D’autant que «l’analyse miroir», pratique très récente laquelle, considérant l’évolution spectaculaire ces dernières années du volume des échanges commerciaux mondiaux, ne cesse de gagner du terrain, que ce soit dans les économies développées ou émergentes.
Prenant en compte «à la fois les statistiques sur les importations et les exportations», son utilisation pourrait, en effet, être d’un apport indéniable pour l’administration douanière dans la mesure où elle permet d’«identifier d’éventuelles irrégularités, comme les sous-évaluations, les surévaluations, les erreurs de classement (glissement tarifaire), les fausses déclarations d’origine, etc.».
Dit autrement, «l’ampleur des écarts permet d’orienter les autorités douanières sur les courants de fraudes les plus utilisés durant une période de temps», précise dans un document l’Organisation mondiale des douanes (OMD). «Les conclusions de toute analyse miroir conduisent à la formulation d’hypothèses de fraudes qui doivent être par la suite vérifiées par des investigations sur le terrain ou, à défaut, par des analyses documentaires approfondies.
Elles orientent donc les services des Douanes vers des pistes de fraudes possibles et permettent d’éviter des enquêtes, parfois lourdes et coûteuses pour les autorités douanières, qui s’avéreraient non concluantes et infructueuses», plaide l’OMD, recommandant, ainsi, la généralisation de cette technique et le partage de pratiques en la matière à travers les 185 institutions douanières membres, dont la DGD Algérie.
A cette fin, est mis à disposition «un modèle d’accord bilatéral en matière d’assistance administrative dans les domaines traditionnels relevant de la valeur, du classement des marchandises et de l’origine, qui facilite la réalisation de cette coopération essentielle à tout exercice d’analyse miroir».
Et, lorsque des écarts sont décelés par l’analyse miroir, l’administration douanière «devrait, afin de procéder à une réconciliation des données, initier des rencontres avec les administrations des pays concernés.
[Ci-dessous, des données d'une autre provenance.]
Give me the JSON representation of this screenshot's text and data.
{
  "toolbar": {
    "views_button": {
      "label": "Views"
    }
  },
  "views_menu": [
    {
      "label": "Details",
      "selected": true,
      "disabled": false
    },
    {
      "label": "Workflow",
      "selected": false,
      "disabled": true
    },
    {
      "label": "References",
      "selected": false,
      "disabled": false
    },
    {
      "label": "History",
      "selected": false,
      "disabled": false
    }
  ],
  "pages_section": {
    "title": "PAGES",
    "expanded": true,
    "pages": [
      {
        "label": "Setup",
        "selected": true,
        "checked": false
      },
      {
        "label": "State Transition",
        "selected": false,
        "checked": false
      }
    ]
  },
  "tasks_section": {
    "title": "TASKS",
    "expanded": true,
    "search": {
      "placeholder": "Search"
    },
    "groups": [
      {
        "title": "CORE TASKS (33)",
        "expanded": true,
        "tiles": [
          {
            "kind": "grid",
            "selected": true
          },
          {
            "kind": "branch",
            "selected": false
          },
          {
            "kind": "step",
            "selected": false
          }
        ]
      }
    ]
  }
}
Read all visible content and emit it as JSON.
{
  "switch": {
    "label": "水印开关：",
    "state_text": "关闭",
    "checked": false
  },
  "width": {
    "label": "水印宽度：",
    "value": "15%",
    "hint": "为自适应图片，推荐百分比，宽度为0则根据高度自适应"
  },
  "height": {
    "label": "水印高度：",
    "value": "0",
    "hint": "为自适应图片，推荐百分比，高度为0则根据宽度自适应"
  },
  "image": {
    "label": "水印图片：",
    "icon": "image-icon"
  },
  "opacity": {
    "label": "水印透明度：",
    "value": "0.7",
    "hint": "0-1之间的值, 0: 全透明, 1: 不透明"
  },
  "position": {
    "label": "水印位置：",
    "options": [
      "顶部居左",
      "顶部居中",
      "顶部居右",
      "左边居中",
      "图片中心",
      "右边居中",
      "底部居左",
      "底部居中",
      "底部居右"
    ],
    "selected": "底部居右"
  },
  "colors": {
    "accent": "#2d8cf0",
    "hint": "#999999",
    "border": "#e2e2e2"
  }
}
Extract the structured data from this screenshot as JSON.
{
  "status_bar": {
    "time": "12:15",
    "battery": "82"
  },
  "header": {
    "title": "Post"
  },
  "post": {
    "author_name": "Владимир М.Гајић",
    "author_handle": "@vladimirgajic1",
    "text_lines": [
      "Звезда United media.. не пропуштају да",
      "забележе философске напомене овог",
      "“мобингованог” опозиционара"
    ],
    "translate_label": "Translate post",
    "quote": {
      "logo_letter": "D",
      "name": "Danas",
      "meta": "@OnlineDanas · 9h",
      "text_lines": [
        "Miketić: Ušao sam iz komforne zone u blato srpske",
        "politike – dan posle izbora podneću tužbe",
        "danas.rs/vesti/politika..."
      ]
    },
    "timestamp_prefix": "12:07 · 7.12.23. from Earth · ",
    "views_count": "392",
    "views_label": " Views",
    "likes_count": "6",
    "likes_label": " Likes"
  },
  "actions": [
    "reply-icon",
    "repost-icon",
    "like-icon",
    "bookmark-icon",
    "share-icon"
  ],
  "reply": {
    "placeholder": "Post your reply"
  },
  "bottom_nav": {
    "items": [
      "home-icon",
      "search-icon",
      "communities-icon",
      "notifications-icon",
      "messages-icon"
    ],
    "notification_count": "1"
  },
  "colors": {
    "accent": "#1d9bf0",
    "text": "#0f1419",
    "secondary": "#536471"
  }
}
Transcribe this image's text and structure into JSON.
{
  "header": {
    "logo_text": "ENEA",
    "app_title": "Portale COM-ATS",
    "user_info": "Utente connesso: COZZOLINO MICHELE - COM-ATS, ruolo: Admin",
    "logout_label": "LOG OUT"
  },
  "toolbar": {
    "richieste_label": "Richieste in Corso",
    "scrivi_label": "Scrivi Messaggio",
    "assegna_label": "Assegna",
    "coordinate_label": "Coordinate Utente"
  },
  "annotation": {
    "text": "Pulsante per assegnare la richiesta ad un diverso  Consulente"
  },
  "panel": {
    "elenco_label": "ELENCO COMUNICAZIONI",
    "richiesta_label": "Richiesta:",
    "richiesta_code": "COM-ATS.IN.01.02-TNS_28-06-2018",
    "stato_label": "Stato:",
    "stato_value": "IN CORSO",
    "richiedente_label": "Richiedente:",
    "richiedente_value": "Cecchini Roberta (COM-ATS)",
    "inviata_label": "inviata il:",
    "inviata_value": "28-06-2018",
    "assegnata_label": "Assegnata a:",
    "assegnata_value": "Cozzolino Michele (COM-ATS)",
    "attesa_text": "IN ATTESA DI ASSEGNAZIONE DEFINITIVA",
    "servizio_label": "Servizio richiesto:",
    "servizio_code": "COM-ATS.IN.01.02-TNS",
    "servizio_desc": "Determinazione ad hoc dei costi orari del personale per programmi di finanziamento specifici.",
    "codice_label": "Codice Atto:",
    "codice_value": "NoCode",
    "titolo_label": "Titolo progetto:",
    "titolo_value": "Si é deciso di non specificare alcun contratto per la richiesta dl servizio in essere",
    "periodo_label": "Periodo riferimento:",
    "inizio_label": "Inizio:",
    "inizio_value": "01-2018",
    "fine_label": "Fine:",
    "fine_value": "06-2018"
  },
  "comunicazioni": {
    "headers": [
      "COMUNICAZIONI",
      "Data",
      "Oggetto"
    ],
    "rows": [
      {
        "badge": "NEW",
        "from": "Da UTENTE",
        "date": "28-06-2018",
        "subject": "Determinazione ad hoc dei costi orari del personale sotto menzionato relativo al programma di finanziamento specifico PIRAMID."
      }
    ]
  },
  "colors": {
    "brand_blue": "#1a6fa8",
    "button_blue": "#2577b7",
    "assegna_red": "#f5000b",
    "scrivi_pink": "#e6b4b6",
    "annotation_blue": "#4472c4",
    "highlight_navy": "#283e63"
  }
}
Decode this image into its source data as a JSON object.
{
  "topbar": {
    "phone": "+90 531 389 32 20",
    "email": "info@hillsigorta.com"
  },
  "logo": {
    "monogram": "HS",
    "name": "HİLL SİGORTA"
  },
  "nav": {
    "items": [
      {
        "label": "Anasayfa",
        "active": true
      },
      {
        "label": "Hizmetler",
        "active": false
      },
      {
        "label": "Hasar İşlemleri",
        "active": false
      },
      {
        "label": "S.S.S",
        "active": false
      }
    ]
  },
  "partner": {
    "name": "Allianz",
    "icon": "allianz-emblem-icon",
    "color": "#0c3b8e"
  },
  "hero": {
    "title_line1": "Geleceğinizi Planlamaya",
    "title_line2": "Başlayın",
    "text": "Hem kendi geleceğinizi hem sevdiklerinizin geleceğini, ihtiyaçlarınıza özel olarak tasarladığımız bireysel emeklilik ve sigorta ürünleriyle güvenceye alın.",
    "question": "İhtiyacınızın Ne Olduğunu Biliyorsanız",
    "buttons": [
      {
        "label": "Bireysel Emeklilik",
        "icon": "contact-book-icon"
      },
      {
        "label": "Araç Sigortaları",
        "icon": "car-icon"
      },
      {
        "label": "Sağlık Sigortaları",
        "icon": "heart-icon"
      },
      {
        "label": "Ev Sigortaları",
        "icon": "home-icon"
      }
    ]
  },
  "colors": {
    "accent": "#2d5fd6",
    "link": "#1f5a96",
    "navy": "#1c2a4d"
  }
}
Ces échanges permettront un suivi et une traçabilité des marchandises depuis leur lieu de production jusqu’au pays de destination finale».
Décloisonner l’information
La finalité étant de fédérer et de combiner, adéquatement, les efforts pour contrecarrer la grande fraude et la délinquance financière, phénomènes très répandus dans les circuits commerciaux internationaux. Décloisonner l’information et le renseignement autour de ce challenge mondial était, d’ailleurs, au cœur de la dernière conférence de Budapest (Hongrie), tenue mi-octobre 2022, à l’initiative de l’OMD et le Groupe Egmont, forum mondial réunissant 164 cellules de renseignement financier (CRF), basé à Toronto (Canada).
L’atelier mondial dédié à la lutte contre le blanchiment de capitaux et le financement du terrorisme (LBC/FT), était organisé en marge de cette conférence, dans le but de renforcer l’engagement des autorités douanières et des CRF, et auquel ont pris part des représentants de la cellule de traitement du renseignement financiers (CTRF), membre du groupe Egmont, ainsi qu’une délégation des Douanes algériennes (services du renseignement douanier, de la répression des fraudes).
«Beaucoup de pays participants ont échangé autour de leurs expériences respectives en matière de dispositifs de gestion des risques et d’analyses/bases de données miroir et leurs efficacité dans la lutte contre la grande fraude sur la valeur, l’origine des marchandises ainsi que les infractions en rapport avec la chaîne logistique. A l’échelle africaine, les collègues de la Côte d’Ivoire et du Cameroun sont très en avance dans ce domaine.
La conférence de Budapest était fort enrichissante», se réjouit notre source douanière. D’autant qu’«elle a mis au grand jour la menace croissante que représentent les organisations criminelles transnationales (OCT) et les organisations terroristes pour la sécurité régionale et mondiale ainsi que pour l’intégrité du système commercial mondial et du secteur financier», souligne, à juste titre, l’OMD.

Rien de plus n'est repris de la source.